When Tóth crosses paths with Harrison Lee Van Buren (Guy Pearce), he eventually receives an opportunity to resume his career in architecture with a bold new project. However, it becomes clear that the project means more to Tóth than anyone else involved. Tóth devotes his heart and soul into the building, to the point where it begins to erode his personal relationships. To Van Buren, however, the project seems to be more of a passion project, something to throw his vast wealth into. He allows Tóth to reside on his property, but the way he treats him is reminiscent of a pet or new car. To Van Buren, Tóth is merely an exotic new thing to show his friends at parties. It is learned during the epilogue of the film that Tóth used his project in part to immortalize his experience in a concentration camp which takes place before the events of the movie. 

Courtesy of A24

This becomes clear in a scene toward the halfway point of the film where Tóth — freshly reunited with his family — is sitting at Van Buren’s dinner table. An interaction plays out involving Van Buren tossing a penny across the table at Tóth, invoking a demeaning Jewish stereotype, and then forcing him to pick the penny up and hand it back to him. This is done only to enforce the power dynamic which exists between Tóth and Van Buren. Van Buren seeks to remind Tóth that he will never be accepted as an American. He is able to do this because he supports Tóth financially, puts a roof over his head and gives him work to support his family. In doing so, Van Buren has absolute power over Tóth, leaving him with no leverage to defend himself. 

Tóth’s outsider status is apparent in virtually every interaction he has in America. His thick accent and non-Christian religious customs serve as a constant reminder of his non-assimilation. With every racist, antisemitic or xenophobic interaction he has, another crack forms in his American dream of achieving freedom and safety for his family.

The inverted, shaky shot of the Statue of Liberty at the beginning of the film foreshadows the distorted and perverted American experience that Tóth is about to have. He is abused and taken advantage of by the people he worked so hard to join in a new continent. He is saved from the fascists of Europe but is thrown into the mouth of American nativism. His new home threatens to take everything from him: his religious identity, his family and his lifelong passion.

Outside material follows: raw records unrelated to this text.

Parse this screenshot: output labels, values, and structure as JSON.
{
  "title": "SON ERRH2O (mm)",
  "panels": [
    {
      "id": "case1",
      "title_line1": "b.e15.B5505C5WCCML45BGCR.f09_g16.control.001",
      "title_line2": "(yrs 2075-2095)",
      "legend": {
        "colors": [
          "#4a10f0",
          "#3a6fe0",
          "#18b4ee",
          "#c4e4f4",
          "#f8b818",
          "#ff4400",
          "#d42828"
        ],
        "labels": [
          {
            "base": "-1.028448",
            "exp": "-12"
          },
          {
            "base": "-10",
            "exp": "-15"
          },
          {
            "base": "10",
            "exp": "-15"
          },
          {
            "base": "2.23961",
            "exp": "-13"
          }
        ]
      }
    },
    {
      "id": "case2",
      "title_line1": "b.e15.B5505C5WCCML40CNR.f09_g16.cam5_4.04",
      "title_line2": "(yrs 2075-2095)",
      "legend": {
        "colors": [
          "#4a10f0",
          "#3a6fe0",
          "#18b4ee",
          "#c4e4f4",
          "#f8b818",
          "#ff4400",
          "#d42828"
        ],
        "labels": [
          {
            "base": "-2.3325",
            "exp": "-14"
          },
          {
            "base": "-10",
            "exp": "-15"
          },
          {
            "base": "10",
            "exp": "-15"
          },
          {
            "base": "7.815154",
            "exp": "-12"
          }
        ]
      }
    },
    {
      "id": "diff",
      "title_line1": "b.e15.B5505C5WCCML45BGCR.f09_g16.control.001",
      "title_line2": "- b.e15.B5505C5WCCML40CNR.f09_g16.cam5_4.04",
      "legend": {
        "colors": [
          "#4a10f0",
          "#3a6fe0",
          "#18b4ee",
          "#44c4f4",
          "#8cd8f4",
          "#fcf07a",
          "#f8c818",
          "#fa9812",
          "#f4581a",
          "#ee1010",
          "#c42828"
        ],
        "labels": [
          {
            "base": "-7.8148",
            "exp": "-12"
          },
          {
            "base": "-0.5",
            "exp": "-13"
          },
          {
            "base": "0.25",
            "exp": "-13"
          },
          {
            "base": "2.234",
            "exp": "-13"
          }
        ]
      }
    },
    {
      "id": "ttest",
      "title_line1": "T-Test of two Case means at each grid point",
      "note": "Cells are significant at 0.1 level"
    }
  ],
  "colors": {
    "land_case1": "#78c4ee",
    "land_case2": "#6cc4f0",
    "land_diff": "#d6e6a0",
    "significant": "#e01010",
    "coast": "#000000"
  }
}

However, there is something easily glossed over after watching three and a half hours of a man’s life falling apart at the seams — in a way, he wins. 

By the end of the film, Van Buren is exposed as a truly despicable man — whether his family will admit or not — and Tóth goes on to have a triumphant architectural career. The family he still has remains together, and importantly, he builds a synagogue. This somewhat subtle detail is possibly one of the most important at the end of the film. Tóth building the temple seems to be a signal that he has held onto his identity against the forces that threaten to rip it away from him the entire film. Despite the “Land of the Free’s” best efforts to take everything from him, Tóth survives his American nightmare.